Anugerah Di Penghujung Asa*
Malam ini sedikit tetes air hujan membasahi bumi, hanya
sedikit, namun toh itu memberikan sedikit penghidupan bagi yang mengharapkan,
mengembalikan setitik semangat bagi jiwa yang membutuhkan
dan memberikan secuil kabar gembira bagi yang menantikan.
Diantara
dinginnya malam, seorang pemuda berdiri di antara rumput dan pepohonan, di antara
jalan dengan suara kebisingan, ya dia sendiri, hanya sendiri. Sedikit bibirnya
tersinggung semu, antar bahagia atau kecewa, toh siapa yang peduli. Senyumnya
tersembunyi dibalik gelapnya malam, yang terlihat hanya sinar matanya yang
memandang jauh, menerawang entah negeri mana yang saat ini ia tuju. Selalu,
senang sekali ia bersembunyi dibalik malam gelap, menelisik setiap kerinduan
perjuangan masa lalu atau bermimpi akan pencapaian masa depan. Ya seperti malam
ini ia lakukan. Menyendiri.
Semua
memori otaknya kembali ke masa lalu, flashback
pada semua perjuangan kala itu. Sebuah perjuangaan yang mengaduk semua perasaan,
tangis, sedih, gembira, duka, cita, cinta, semangat, mimpi dan pengharapan. Toh
apalah guna mengingat itu semua, bukankah itu semua sudah berlalu, namun pemuda
itu selalu saja asik mengingatnya.
Antara
syukur dan terharu, antara bahagia dan kecewa.

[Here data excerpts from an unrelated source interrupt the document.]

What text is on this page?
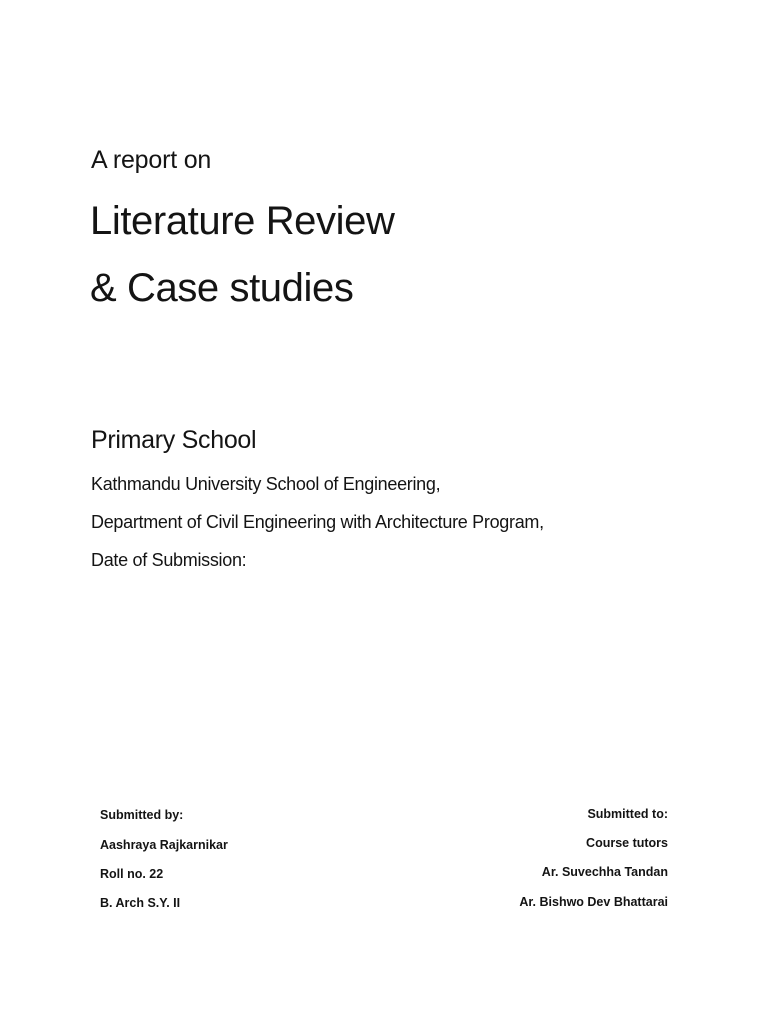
A report on

Literature Review
& Case studies
Primary School

Kathmandu University School of Engineering,

Department of Civil Engineering with Architecture Program,

Date of Submission:

Submitted by:

Aashraya Rajkarnikar

Roll no. 22

B. Arch S.Y. II

Submitted to:

Course tutors

Ar. Suvechha Tandan

Ar. Bishwo Dev Bhattarai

Ya, saat ini usianya menginjak
22 tahun, belum banyak prestasi yang ia dapat, belum ada kontribusi besar yang
ia berikan dan belum sempat ia membahagiakan orang tuanya, namun ia bersyukur
atas jalan yang Tuhan telah pilihkan untuknya. Jalan yang tidak pernah ada
dalam lembaran mimpi maupun dalam bayangannya, namun Tuhan memberikan lebih
atas doa-doanya.
*****
“Bapak
saya ingin kuliah pak. Masalah biaya insyaallah Idun akan daftar beasiswa, biar
bapak dan ibu tidak terlalu keberatan menanggung biaya kuliah idun. Bapak dan
ibu doakan saja, semoga idun sukses dan bisa membahagiakan bapak ibu”
Itulah
kata-kata yang pertama kali terucap, dengan sedikit ketakutan namun terucap pasti,
ia katakan kepada orang tuanya. Ya anak kecil yang biasa dipanggil Idun oleh
orang tua dan orang-orang di desanya itu seorang anak petani. Bapaknya seorang
buruh tani dengan usia renta. Sakit-sakitan mulai usia mudalah yang menjadikan
bapaknya sudah tidak lagi bisa dikatakan layak kerja. Ibunya hanya seorang
pedagang sayur keliling, yang setiap hari bangun dikala mentari belum datang
menjelang, dan dibalut dengan dinginnya daerah kaki pegunungan, namun satu hal,
ia tak pernah lelah menghadapi kejamnya kehidupan. Sosok orang tuanya lah yang
membangkitkan semangat, mimpi dan cita-cita Idun menjadi orang besar. Menjadi
orang yang meniupkan sedikit kebahagiaan di keluarganya, dan menyinggungkan
senyum kebanggaan di bibir orang tuanya. Ya Idun ingin mereka bangga.
“Bapak
dan Ibu hanya bisa mendoakan le, agar kamu menjadi orang sukses” kata-katanya
bergetar namun penuh dengan keikhlasan. Entah apa yang difikirkan orang tua
itu, mungkin rasa takut ketika ia tidak bisa memberikan yang terbaik bagi
anaknya, tidak bisa mencukupi semua kebutuhannya, namun disana juga ada rasa
bangga atas keberaniaan anaknya. Jarang sekali pemuda desa sini yang mau
kuliah, kebanyakan setelah lulus SMA pastinya mereka kerja atau malah langsung
menikah. namun satu hal yang orang tua itu percaya “Allah maha menghidupi” maka
biarkan Tuhan yang menjaga anaknya dikemudian hari.
#####
Air
mata pemuda itu membasahi pipi, tak terasa, begitu saja mengalir. Selalu saja
begitu, ketika ia mengingat orang tuanya, maka selalu air matanya pun tak mampu
ia bendung. Pengorbanan dan perjuangan bapaknya semasa ia ingin kuliah selalu
terbayang. Doa tulus dari sang ibu di setiap sujudnya selalu saja teringat.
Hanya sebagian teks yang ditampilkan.